We've highlighted some new or important features in orange throughout the text, so it's easier for you to spot them.
Here's a quick look at Flyme OS 4.2 on the Meizu m1 note.
The lockscreen on the Meizu m1 note is a pretty simple affair. You drag upwards to unlock and have the option of securing it with a passcode or an unlock pattern. There are no shortcuts on the lockscreen, but and you use left and right swipes to launch apps - the left gesture by default launches the camera. A swipe to the right can bring up a predefined app, a swipe down will bring down the notification area and a swipe upward will unlock the phone into the homescreen.
Gesture wake up is available - you can use pre-defined gestures to launch different apps while your phone is asleep - double tap to wake and swipe to unlock work by default, but you can also use swipe down, or other gestures such as Z, M, U, W, among others to launch apps of your choosing.
Holding down the home button will lock back the device.
You can also assign a number of functions to tapping the home button - you can set it go back in the UI, close an app or go back to the homescreen.
The homescreen is simpler still. You get two panes by default but you can add more later on. The homescreen gathers all of your app icons and you can add widgets into the mix.
Aside from adding widgets you can also align the app icons to either the top or the bottom of the screen - a step up from the iOS homescreen, which has a mind of its own in this regard.
The notification area pulls down the whole way. You get a set of five circular toggles for various settings and you can expand them with a swipe down or with the dedicated virtual button in the top right.
The rest of the notification area is a basic list or expandable, actionable notifications.
Switching between tasks is done with a pull up menu from the bottom of the screen. It looks like iOS 6 in a way but works differently - you have to swipe apps up or down to dismiss them. There is also an option to pin an app (tap and hold) and it will stay always in recent apps at the state you closed it.

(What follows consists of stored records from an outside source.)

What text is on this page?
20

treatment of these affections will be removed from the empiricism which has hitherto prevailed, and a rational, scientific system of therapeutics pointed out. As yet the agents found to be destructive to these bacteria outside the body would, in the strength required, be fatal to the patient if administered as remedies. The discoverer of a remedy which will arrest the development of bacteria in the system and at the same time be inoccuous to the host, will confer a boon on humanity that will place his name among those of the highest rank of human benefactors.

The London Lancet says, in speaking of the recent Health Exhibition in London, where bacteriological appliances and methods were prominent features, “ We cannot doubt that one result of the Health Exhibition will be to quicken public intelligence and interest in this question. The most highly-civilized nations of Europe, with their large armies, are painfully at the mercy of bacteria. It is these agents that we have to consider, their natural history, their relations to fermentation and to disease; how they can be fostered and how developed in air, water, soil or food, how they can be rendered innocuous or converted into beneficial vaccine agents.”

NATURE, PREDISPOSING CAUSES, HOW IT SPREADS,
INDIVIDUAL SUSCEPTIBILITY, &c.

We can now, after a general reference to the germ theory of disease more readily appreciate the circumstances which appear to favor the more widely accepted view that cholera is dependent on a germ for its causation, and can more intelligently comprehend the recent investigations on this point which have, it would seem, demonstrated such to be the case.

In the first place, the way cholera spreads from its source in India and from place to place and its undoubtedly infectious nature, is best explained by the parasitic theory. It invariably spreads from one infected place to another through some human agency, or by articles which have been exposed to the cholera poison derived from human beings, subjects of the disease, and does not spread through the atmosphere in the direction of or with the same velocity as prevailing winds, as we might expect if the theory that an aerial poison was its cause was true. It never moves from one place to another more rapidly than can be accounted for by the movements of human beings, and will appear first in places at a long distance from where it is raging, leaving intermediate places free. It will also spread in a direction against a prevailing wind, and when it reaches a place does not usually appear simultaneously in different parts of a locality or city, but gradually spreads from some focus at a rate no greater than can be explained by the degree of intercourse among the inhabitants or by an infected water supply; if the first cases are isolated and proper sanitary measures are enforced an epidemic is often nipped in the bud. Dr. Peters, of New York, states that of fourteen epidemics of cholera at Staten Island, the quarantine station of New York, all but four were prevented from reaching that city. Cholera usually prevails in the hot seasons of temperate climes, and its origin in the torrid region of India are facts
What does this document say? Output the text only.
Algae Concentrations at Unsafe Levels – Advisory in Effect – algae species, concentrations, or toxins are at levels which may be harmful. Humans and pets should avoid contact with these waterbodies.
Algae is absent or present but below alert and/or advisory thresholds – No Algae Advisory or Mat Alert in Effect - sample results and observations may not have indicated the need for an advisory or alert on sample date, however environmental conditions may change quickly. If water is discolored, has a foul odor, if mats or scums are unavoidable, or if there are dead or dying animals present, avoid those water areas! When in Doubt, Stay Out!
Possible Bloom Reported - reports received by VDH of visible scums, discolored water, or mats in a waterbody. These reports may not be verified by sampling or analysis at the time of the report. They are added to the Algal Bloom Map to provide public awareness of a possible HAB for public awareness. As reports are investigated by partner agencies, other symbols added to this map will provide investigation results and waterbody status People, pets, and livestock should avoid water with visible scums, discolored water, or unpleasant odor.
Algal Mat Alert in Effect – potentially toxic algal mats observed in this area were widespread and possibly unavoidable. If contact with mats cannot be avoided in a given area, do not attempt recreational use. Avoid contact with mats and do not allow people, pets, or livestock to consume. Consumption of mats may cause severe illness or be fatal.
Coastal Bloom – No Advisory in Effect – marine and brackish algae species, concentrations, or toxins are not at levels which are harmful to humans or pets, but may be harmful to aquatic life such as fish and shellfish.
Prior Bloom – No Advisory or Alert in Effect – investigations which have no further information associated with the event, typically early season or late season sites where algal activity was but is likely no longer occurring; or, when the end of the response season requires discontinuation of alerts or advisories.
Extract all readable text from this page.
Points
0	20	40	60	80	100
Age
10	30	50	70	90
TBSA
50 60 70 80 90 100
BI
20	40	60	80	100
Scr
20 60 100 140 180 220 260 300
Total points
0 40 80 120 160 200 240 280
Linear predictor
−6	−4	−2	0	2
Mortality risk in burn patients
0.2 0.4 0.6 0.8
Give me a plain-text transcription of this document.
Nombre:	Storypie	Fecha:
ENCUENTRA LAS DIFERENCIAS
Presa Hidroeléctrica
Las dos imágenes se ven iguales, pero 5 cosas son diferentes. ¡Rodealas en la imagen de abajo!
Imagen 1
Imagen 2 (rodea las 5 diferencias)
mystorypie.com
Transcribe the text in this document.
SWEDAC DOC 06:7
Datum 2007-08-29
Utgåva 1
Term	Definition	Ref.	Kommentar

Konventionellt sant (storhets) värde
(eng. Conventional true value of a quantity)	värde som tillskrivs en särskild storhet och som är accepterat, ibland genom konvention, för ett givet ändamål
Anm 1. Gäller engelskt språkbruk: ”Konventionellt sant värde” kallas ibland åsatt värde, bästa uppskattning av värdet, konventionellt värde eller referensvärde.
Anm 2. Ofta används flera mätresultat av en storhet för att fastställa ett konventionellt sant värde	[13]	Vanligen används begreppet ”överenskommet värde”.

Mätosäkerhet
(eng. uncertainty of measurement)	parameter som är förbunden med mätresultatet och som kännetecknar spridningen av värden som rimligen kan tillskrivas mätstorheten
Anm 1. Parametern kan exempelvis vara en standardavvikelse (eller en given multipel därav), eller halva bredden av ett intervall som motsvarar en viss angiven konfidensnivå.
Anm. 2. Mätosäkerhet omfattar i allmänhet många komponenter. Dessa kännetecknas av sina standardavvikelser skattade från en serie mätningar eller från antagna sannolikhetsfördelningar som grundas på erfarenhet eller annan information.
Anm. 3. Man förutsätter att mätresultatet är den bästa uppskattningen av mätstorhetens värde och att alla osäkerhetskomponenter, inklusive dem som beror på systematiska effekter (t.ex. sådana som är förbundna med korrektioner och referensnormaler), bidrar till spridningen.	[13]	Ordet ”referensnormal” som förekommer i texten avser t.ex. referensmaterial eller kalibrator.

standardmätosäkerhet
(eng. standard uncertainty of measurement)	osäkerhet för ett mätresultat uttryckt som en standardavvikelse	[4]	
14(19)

The settings menu on the Meizu m1 note is laid out in a tabbed interface, with the main categories on the left and the related options on the right. In the default view, the settings categories are just icons but a swipe will reveal their full names if you can't find what you're looking for.
You can customize the UI with various themes. There are some preloaded but you can browse the App Center for more - some of them are paid but there are many free and a lot to choose from. There's also a variety of built in wallpapers.
There's a Do Not Disturb mode that will block notifications and calls and you can choose a white list of numbers that can get through. It can be scheduled to run at specific time intervals or be set manually.
There is one more option - Scheduled Power On and Off - you can setup your Meizu m1 note to shut down and boot up at a specific time on specific week days - just like alarms.
Flyme OS can be tough to get around at first but once you've gotten your bearings it becomes a treat to work with. Meizu is keeping things as simple as possible and everything works seamlessly without any hiccups.